Spill became aware of Parkes' claim for the waterproof qualities of Parkesine probably at the 1862 exhibition. Negotiations led to an agreement not only to use it for waterproofing but also to develop Parkesine in the works of George Spill at Hackney Wick. A provisional patent was granted in 1863 to the Spill brothers and Thomas James Briggs concerning "improvements in the manufacture of driving straps or bands and of flexible tubes or hose"

In 1866, the Parkesine Company was established with Daniel Spill as works manager and Parkes as managing director. The Company did not prosper and was wound up in 1868, Spill taking over most of the stock. He formed the Xylonite Company in 1869 to carry on the business but that did not fare much better and was wound up in 1874.

Undaunted by these failures, Spill established Daniel Spill & Co. in Homerton, continuing to make Xylonite and Ivoride. This enterprise succeeded in that others entered into an agreement with Spill in 1877 to form the British Xylonite Company in purpose-built premises at Brantham. This company did go on and prosper, going on to employ 1,160 people by 1902 and changed its name to BX Plastics.
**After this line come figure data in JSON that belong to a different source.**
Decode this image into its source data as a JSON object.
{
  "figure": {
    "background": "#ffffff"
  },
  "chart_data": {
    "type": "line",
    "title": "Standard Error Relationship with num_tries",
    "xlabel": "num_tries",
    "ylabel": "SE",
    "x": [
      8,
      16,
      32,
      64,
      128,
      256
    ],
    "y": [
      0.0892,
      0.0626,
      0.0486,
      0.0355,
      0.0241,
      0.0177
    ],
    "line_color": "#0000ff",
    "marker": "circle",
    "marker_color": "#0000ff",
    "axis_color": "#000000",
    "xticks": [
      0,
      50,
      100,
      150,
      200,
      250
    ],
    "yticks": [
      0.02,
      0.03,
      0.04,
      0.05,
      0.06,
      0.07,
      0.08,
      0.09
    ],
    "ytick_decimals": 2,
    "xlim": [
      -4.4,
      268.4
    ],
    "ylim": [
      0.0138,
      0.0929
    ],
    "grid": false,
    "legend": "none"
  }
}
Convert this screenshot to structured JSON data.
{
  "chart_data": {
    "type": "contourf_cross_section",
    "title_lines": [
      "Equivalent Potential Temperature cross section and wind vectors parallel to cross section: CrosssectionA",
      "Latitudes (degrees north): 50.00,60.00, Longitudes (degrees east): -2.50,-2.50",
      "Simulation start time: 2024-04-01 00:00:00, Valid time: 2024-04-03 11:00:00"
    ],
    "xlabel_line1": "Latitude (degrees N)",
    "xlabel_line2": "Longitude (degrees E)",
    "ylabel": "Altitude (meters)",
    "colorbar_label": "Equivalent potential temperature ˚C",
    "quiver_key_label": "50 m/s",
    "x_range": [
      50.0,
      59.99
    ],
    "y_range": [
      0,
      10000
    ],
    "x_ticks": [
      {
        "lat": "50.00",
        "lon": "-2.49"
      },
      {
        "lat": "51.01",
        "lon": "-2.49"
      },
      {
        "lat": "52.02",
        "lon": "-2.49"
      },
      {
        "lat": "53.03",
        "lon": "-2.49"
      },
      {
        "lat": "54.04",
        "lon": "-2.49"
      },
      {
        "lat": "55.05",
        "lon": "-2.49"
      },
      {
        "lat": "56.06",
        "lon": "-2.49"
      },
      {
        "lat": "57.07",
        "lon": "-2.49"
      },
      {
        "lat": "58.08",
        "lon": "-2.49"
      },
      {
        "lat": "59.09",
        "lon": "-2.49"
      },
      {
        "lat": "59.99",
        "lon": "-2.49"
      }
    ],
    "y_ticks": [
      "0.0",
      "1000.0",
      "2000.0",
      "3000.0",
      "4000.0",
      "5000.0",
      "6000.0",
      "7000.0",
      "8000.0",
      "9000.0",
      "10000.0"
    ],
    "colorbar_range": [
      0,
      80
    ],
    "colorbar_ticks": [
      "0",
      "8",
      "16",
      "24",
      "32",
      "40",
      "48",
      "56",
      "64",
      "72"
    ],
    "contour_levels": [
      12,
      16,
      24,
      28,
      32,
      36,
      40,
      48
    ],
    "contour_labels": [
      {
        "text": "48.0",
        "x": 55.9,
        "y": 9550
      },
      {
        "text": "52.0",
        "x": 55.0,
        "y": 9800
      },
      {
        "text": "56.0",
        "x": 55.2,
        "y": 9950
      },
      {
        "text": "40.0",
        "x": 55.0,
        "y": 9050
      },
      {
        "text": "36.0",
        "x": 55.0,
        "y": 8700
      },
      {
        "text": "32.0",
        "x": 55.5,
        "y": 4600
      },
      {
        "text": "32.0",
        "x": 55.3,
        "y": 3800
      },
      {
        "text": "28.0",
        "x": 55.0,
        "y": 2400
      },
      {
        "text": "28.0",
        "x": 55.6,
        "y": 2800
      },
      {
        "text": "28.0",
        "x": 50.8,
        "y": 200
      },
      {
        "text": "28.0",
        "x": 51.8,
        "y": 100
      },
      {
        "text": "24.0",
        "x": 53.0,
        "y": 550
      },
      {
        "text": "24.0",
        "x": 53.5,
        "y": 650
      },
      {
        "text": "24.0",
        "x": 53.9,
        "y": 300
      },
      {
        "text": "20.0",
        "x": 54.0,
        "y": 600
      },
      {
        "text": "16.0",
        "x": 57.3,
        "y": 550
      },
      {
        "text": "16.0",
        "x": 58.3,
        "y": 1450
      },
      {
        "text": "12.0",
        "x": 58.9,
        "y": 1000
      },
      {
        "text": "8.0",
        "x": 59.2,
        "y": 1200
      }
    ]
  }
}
Spill's later years were largely occupied in a long legal battle in America with John Wesley Hyatt and the Celluloid Manufacturing Company for infringement of his patents. The lawsuit which was filed in 1875, was first found in his favour in 1880 even after Parkes testified on behalf of Hyatt, but reversed in 1884. Spill returned to England and in 1887 died of diabetes at the age of 55.

==Personal life==
He married at the age of 18; his bride was 15. In 1881 Spill was listed as a retired manufacturer in the 1881 census of Leyton High Street, living with his wife and daughter and his nephew George, an India Rubber Manufacturer.